BMI expects a major restructuring programme will halve losses this year, and save the airline from imminent break up.
The £100m plan aims to reverse the fortunes of the UK-based carrier, which suffered a £156m loss last year. It will include 800 redundancies, cutting the aircraft fleet by 10 and axing unprofitable routes.
In his first interview since taking the reigns at the airline last October, Wolfgang Prock-Schauer, said the airline would be kept as a going concern.
“We have no intention of breaking up BMI. It will be here to stay,” he told a delegation of reporters in London.
However he added that he could not rule out a possible sale of BMI, which is owned by Lufthansa, in the long-term due to the volatility of the aviation industry.
“To say now the door is shut forever would be not right because there are so many combinations going on,” he added.
“Right now, the focus is on restructuring and then we’ll see what kind of opportunities arise later. We want to create a valuable asset for the Lufthansa group and the owner can always then make the assessment of what to do with this asset.”

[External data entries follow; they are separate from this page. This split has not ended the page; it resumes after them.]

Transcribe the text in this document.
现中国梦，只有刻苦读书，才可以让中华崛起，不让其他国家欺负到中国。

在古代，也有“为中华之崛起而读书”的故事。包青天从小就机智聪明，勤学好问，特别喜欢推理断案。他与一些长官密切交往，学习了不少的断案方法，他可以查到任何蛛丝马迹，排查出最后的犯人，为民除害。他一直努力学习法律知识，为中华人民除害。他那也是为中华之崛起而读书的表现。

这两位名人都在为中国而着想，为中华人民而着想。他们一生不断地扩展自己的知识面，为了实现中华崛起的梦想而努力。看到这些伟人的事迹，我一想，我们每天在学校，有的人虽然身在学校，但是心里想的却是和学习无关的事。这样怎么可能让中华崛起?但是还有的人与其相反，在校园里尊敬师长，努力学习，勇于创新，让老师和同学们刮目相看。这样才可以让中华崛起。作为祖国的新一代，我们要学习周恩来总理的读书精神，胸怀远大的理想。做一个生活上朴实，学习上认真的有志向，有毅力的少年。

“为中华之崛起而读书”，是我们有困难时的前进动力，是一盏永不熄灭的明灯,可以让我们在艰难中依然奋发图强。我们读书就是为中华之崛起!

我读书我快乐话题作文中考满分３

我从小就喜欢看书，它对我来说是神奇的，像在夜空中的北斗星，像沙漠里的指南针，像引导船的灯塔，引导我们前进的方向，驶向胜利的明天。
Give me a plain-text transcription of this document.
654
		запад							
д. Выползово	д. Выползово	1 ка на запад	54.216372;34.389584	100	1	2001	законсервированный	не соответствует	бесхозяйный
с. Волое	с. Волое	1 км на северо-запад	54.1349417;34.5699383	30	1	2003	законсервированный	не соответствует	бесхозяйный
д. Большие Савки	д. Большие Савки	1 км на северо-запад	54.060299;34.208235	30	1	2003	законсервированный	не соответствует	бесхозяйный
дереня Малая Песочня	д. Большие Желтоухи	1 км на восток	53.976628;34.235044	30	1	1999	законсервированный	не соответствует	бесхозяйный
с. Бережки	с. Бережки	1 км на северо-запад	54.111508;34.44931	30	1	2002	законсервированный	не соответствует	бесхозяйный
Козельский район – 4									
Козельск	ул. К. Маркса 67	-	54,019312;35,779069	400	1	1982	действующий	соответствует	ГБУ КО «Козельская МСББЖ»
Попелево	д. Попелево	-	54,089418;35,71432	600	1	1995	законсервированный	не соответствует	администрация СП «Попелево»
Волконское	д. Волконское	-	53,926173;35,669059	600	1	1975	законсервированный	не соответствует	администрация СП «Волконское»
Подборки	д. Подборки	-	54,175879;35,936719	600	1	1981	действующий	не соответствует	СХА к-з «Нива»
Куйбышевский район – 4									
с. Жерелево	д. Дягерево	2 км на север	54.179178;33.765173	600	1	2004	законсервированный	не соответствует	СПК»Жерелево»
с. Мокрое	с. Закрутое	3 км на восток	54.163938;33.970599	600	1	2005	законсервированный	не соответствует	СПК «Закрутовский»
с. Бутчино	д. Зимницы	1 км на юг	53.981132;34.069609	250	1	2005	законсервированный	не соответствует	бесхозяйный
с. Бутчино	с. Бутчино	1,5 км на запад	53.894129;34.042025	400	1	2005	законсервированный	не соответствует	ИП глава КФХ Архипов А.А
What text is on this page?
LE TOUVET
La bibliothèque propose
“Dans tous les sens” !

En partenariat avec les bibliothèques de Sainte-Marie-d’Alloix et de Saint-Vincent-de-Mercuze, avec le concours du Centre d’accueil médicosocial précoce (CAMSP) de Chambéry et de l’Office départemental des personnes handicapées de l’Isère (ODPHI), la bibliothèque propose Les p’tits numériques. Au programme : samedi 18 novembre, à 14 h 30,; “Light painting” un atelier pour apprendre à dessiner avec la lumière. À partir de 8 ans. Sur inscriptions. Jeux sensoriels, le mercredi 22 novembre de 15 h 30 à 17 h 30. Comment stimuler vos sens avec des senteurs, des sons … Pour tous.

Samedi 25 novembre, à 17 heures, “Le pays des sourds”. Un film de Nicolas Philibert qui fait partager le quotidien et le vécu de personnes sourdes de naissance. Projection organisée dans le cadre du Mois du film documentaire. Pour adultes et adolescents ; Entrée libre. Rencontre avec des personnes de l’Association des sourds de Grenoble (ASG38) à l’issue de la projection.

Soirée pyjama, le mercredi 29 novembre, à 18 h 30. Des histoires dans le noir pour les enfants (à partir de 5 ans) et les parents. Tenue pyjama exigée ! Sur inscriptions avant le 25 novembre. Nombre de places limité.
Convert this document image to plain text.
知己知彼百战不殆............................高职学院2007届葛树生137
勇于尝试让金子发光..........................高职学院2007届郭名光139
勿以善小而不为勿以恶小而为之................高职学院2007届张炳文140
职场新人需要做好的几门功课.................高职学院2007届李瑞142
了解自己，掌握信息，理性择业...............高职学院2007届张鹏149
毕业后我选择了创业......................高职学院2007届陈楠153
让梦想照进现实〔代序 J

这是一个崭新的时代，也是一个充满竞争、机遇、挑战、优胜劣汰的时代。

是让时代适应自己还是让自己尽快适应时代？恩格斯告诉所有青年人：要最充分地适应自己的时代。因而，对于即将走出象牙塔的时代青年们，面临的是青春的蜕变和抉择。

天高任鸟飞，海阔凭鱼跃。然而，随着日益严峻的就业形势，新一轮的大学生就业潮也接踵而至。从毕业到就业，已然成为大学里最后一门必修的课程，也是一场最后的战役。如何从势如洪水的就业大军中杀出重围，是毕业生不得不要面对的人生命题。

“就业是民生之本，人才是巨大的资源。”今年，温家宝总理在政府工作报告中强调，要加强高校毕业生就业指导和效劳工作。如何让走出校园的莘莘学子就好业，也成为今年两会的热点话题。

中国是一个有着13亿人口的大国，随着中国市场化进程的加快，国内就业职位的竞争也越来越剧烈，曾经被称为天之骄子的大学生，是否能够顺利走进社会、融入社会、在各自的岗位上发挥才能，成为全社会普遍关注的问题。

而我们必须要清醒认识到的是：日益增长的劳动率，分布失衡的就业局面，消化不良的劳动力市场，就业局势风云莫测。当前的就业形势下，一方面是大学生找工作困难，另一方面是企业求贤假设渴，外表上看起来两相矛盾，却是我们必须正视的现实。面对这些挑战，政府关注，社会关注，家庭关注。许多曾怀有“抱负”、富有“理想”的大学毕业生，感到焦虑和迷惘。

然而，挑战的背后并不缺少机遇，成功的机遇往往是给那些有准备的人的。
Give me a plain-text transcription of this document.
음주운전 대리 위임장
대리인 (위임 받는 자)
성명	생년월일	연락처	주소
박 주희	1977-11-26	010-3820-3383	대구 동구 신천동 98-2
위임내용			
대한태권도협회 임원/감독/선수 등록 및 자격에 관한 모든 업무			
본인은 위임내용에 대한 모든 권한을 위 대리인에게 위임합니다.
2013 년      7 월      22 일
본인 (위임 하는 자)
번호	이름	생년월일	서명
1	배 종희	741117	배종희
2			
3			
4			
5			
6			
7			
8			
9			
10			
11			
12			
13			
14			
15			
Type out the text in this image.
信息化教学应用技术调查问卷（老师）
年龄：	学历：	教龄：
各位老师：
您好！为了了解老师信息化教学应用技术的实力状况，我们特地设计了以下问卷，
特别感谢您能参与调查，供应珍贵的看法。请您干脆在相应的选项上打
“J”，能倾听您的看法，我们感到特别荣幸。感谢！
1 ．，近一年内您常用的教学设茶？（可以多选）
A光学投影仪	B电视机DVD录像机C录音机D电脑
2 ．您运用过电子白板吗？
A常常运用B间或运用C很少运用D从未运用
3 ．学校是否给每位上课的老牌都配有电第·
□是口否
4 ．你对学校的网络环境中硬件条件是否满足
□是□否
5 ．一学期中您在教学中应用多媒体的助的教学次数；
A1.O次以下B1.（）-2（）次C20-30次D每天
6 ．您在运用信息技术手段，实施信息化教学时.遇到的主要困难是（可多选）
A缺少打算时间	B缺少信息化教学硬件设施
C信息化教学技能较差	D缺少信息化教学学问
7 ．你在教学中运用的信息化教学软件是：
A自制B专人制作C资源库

Plans on the table include increasing flights to continental Europe and North America, although this was only an option at this stage.
If there airline were to broken up, British Airways would be one of the front runners. BA chief executive, Willie Walsh, is particularly keen on BMI’s 10 per cent of the take-off a landing slots at Heathrow, the highest number of any airline after BA.
Virgin Atlantic has also expressed an interest, and has held regular talks with Lufthansa about the future of BMI.
However Prock-Schauer said no talks were taking place at present as the group focuses on restructuring.
Prock-Schauer confirmed that, BMI had sold a number of slots to other airlines in the Lufthansa group, which includes Brussels Airlines, Austrian Airlines and Swiss.